Athletes might build long-term resilience due to their need to adapt constantly to stressful situations. Further, physical activity is a powerful tool for stress-release, and controlling anxiety and depressive symptoms which might induce resilience by enhancing coping skills.

Objective:

This study aimed to compare the resilience, psychological characteristics, and the resting-state brain cortical activity of athletes and non-athletes. The secondary goal was to identify which variables could predict the resilience score.

Methods:

Ninety participants were divided into three groups, athlete (n=30), physically active (n=30) and sedentary (n=30), and asked to fill out the international physical activity questionnaire – short version (IPAQ), the resilience scale, the Beck depression inventory (BDI) and the trait and state anxiety inventory (STAI). Moreover, resting-state brain cortical activity was recorded by using an EEG to compute the standardized low-resolution brain electromagnetic tomography (sLORETA) analyses.

Results:

Significant differences between groups were observed in terms of resilience (X2=8.52; p=0.014) and physical activity level (X 2=76.07; p<0.001), with the athletes presenting higher values. Lower anxiety and depression, and higher physical activity levels were associated with higher resilience scores (R2=0.45; p=0.02).
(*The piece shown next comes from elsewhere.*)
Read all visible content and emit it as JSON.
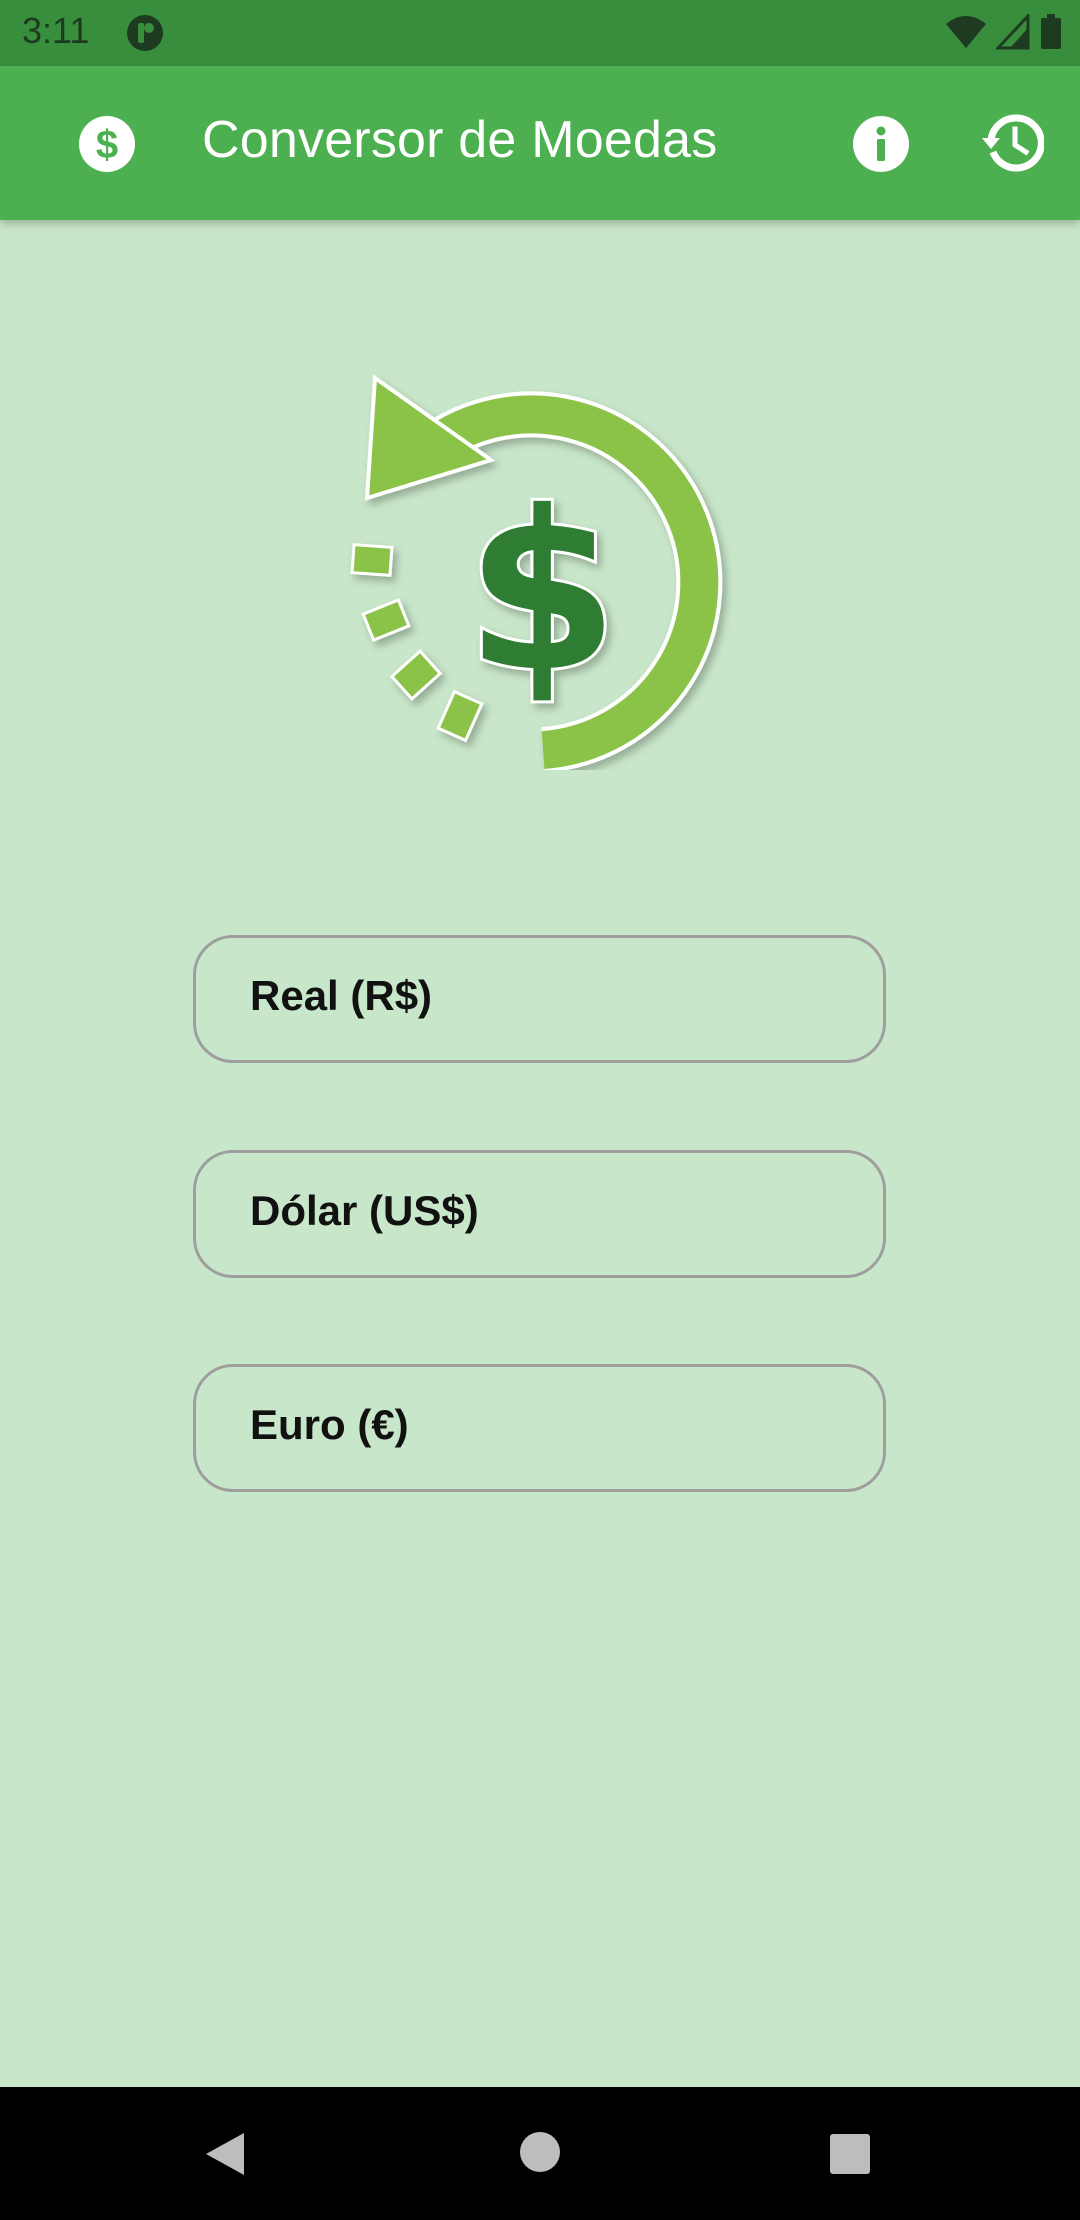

The results of sLORETA showed higher activity for sedentary individuals compared to athletes in frontal areas (Broadmann Area-BA 6, BA 8, BA 9), as well as when compared to physically active individuals in the superior frontal gyrus (BA 9). Additionally, physically active individuals presented less activity than athletes in the inferior occipital gyrus (BA 18).

Conclusion:

The results suggest that the physically active and athlete groups may have built a more resilient profile (compared to sedentary), have similar anxiety and depressive symptoms, and present a divergent resting-state brain cortical activity from the sedentary group, mainly in prefrontal areas. These findings suggest that regular physical activity and sports should be encouraged to aid in enhancing resilience and resting-state brain cortical function, and consequently, improving mental health.